I found myself believing that he couldn't be responsible for the shooting of Gabriel Deeds back in New York. Moreover, I believed him when he explained to me that Torrence's prosperous community was built on the sweating backs of slave labour. Slaves felled the trees that provided wood alcohol for motor fuel. Slaves worked the coal mines until they died of lung disease or sheer exhaustion, never seeing the light of day from one month to the next. Female slaves were shackled in baby factories where they were forced into pregnancy year after year. It seemed, moreover, that slaves were selected by colour and their inability to see - or if they'd voiced any criticism of the Torrence regime. Most slaves were confined to the north of Manhattan Island in the districts formerly known as Harlem and Washington Heights, now known as the bland-sounding 'Industrial Zone 1'. This ghetto lay beyond the high wall I'd seen with Kerris and that she'd referred to as the 102nd Street Parallel. True, some men and women of colour worked in other parts of Manhattan, but they understood that they had been granted a special privilege and all, but
all,
knew that the slightest misdemeanour would mean swift and savage punishment.

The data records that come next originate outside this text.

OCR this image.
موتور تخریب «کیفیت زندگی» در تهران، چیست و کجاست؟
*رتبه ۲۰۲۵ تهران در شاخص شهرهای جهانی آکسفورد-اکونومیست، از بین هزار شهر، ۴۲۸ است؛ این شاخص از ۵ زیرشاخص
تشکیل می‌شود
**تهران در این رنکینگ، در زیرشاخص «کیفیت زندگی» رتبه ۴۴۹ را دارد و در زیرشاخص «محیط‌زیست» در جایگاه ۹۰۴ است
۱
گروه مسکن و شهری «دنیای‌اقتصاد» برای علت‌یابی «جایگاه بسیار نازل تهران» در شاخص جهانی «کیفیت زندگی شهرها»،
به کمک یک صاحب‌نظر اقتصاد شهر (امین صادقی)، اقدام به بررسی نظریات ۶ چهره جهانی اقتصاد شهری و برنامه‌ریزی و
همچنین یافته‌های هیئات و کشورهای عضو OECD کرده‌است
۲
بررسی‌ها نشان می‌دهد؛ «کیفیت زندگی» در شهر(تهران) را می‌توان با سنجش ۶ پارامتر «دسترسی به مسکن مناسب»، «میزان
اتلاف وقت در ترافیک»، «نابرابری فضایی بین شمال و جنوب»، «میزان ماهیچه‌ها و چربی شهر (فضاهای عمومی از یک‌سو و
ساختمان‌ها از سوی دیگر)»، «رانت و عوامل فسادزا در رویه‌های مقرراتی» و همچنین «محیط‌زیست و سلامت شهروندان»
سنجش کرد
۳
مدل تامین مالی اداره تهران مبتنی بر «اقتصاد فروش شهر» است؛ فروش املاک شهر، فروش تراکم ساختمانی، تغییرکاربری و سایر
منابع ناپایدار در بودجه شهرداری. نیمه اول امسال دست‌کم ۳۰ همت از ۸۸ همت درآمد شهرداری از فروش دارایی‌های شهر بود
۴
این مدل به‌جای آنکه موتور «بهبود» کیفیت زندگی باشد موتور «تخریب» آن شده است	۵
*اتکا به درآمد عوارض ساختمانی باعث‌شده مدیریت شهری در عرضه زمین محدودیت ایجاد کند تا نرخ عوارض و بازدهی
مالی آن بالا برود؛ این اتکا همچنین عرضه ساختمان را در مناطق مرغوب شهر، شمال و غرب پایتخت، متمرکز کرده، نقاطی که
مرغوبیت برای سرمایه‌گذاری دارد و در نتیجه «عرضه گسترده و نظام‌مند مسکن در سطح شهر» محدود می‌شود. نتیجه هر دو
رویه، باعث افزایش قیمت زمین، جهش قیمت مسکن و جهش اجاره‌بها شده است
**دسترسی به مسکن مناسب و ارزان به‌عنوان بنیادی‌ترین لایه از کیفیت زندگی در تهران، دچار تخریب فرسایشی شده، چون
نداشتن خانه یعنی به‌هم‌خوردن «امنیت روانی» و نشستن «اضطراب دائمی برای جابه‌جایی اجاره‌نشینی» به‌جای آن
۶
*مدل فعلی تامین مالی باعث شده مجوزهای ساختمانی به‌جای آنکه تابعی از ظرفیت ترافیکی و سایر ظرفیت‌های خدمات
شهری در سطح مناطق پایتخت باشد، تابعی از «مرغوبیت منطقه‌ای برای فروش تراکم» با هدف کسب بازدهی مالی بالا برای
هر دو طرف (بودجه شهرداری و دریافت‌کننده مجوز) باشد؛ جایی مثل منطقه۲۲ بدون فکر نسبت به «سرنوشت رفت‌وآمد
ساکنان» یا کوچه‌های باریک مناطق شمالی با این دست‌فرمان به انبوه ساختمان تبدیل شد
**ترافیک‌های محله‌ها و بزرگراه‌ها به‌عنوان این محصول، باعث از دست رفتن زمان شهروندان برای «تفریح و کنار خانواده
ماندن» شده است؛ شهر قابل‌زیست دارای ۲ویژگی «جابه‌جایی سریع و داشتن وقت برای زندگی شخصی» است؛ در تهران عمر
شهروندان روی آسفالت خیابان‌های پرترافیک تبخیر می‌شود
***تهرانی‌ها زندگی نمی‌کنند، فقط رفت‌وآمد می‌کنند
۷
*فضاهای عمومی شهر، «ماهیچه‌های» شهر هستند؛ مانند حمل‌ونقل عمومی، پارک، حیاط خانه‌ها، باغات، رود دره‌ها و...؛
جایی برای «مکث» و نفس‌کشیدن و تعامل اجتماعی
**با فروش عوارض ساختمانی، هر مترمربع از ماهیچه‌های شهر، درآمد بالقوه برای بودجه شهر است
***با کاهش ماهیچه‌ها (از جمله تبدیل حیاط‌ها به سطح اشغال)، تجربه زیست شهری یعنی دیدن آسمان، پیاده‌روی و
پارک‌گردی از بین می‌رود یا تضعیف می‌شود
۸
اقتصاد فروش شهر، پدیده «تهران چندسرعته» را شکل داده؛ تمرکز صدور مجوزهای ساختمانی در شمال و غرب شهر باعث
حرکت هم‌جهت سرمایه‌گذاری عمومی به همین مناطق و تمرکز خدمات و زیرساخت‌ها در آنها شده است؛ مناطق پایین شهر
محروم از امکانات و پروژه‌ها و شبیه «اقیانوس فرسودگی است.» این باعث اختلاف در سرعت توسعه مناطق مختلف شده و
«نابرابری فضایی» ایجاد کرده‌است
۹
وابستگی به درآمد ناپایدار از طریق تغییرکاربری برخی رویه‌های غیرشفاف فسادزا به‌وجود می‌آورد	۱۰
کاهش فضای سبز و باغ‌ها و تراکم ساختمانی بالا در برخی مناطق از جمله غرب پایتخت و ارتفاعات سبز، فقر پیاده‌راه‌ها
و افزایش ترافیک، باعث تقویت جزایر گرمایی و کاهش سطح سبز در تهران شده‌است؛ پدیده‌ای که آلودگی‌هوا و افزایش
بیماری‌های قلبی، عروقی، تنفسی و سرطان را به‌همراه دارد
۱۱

    Torrence and his cronies weren't so dim that they failed to understand that among the people of different skin colours and the Blind there were many exceptionally talented men and women. Those who were a real asset to the community would be exploited accordingly. However, there was a price to pay. In return for elevation in both career and social standing these individuals had to forfeit their sex. Whether this was a symbolic surrendering of power to Torrence or whether it made for a more pliant servant class no one was quite sure. Nevertheless, Torrence viewed a eunuch workforce as eminently useful.
    During my days at the base I helped out with general chores, such as patrolling the anti-triffid fences, chopping firewood or peeling mountains of potatoes. And during the warm, balmy evenings I talked and joked with these people over a beer or two. Yet I found myself dwelling endlessly on Kerris Baedekker. I would ask myself a thousand times a day what she was doing at that very moment. Did she wonder what had become of me? Was she friend or foe now? If I could somehow spirit her away from Manhattan Island, would she go freely? Would she accept that her father was no better than a robber baron, a brutal tyrant who should be driven from power?
    I didn't know. I just didn't know.
    Then at night, as I closed my eyes, I saw her in my mind's eye - and sometimes she would come to me in my dreams.
    The next day, the seventh after my arrival, was a fateful one.
    
***
    
    Dawn crept redly from the rocky bluff across the river. Birds called in the trees. From the hen-coop came a cockcrow.
    Triffids greeted the daylight with a rattling of sticks against their boles.
Here comes the sun,
I imagined them saying.
Here comes the sun…
Perhaps they were still jittery after that period of near-supernatural darkness when, maybe, they had foreseen their own extinction. Now they applauded the rising sun with a crescendo rapping that swelled quickly to an ungodly roar.